Types of Age-Related Macular Degeneration and How to Treat Them
There are two types of AMD: dry and wet. Both destroy the clear, see-straight central vision necessary for reading, driving, identifying faces, watching television and performing other daily activities. Peripheral vision may not be affected and it may be possible to see side views. Dry AMD About 90% of AMD cases are classified as dry Age-related Macular Degeneration. Usually, AMD starts as the dry type and can develop in one or both eyes. This process is slow and can advance over the course of several years, Many people do not even realize they have AMD, because early dry AMD is usually mild and free of symptoms.
Dry AMD has three stages:
- Early: In this stage, central vision is usually not affected.
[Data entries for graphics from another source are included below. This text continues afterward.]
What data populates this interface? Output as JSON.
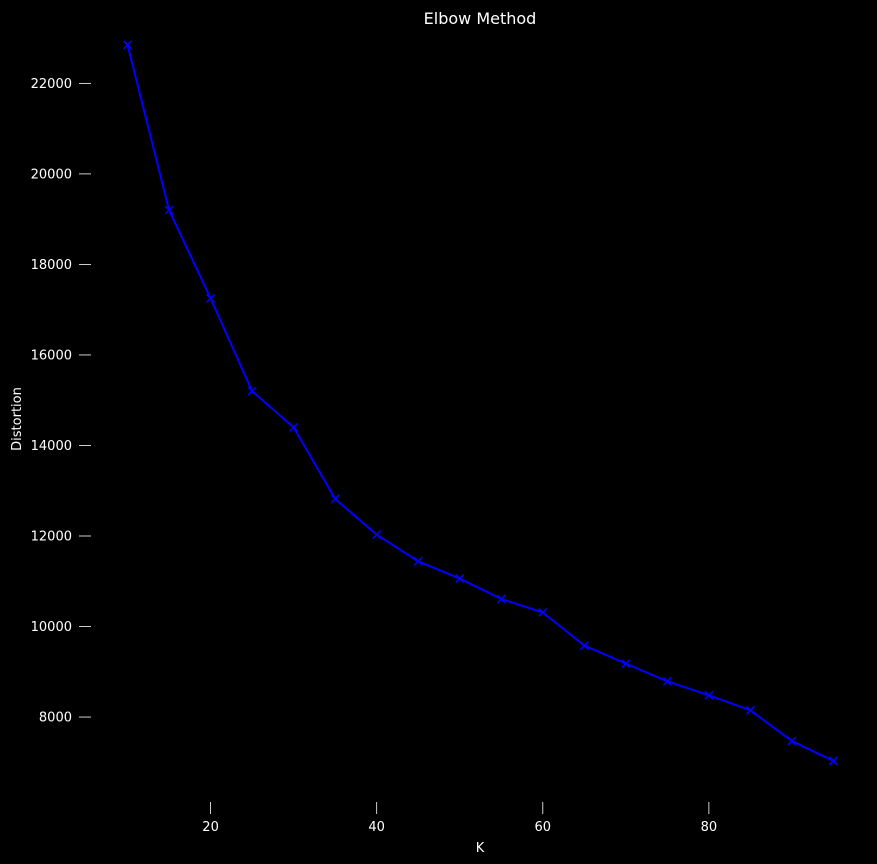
{
  "chart_data": {
    "type": "line",
    "title": "Elbow Method",
    "xlabel": "K",
    "ylabel": "Distortion",
    "xlim": [
      5,
      100
    ],
    "ylim": [
      6300,
      23400
    ],
    "xticks": [
      20,
      40,
      60,
      80
    ],
    "yticks": [
      8000,
      10000,
      12000,
      14000,
      16000,
      18000,
      20000,
      22000
    ],
    "xtick_labels": [
      "20",
      "40",
      "60",
      "80"
    ],
    "ytick_labels": [
      "8000",
      "10000",
      "12000",
      "14000",
      "16000",
      "18000",
      "20000",
      "22000"
    ],
    "grid": false,
    "marker": "x",
    "series": [
      {
        "x": [
          10,
          15,
          20,
          25,
          30,
          35,
          40,
          45,
          50,
          55,
          60,
          65,
          70,
          75,
          80,
          85,
          90,
          95
        ],
        "values": [
          22850,
          19200,
          17250,
          15200,
          14400,
          12820,
          12030,
          11440,
          11060,
          10610,
          10310,
          9580,
          9180,
          8790,
          8480,
          8150,
          7470,
          7030
        ],
        "color": "#0000ff"
      }
    ]
  },
  "colors": {
    "background": "#000000",
    "text": "#ffffff",
    "tick": "#ffffff"
  }
}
The eyes may have some small drusen, but there is a low risk of it progressing to advanced-dry AMD.
- Intermediate: In this stage, near and distance vision is affected, and a person may have a blind spot or blurring in the central vision. People with intermediate dry AMD are likely to have many medium-sized drusen, or one or more large drusen. After five years with intermediate dry AMD, the risk of it progressing toward the advanced stage is higher, but still low. For people with large drusen in both eyes, the risk of developing advanced AMD is greater.
- Advanced: At the advanced stage, the cells in the macula completely lose their ability to function. There is a definite blurred or blank spot in the centre of one’s sightline. Over time, vision will likely worsen and a person will have difficulty reading or recognizing faces. Up to 43 percent of people in this stage of dry AMD will progress to wet AMD, the more aggressive form of the disease.
Wet Age-Related Macular Degeneration is the most severe form of AMD and can cause a sudden loss of vision within weeks or months. Recognizing and managing wet AMD early can asset in preventing further vision loss. Wet AMD involves the unexpected growth of abnormal blood vessels below the retina, which breaks into the macula causing blood and fluid to leak. Once wet AMD is presented in one eye, the chance of it developing in the second is greater.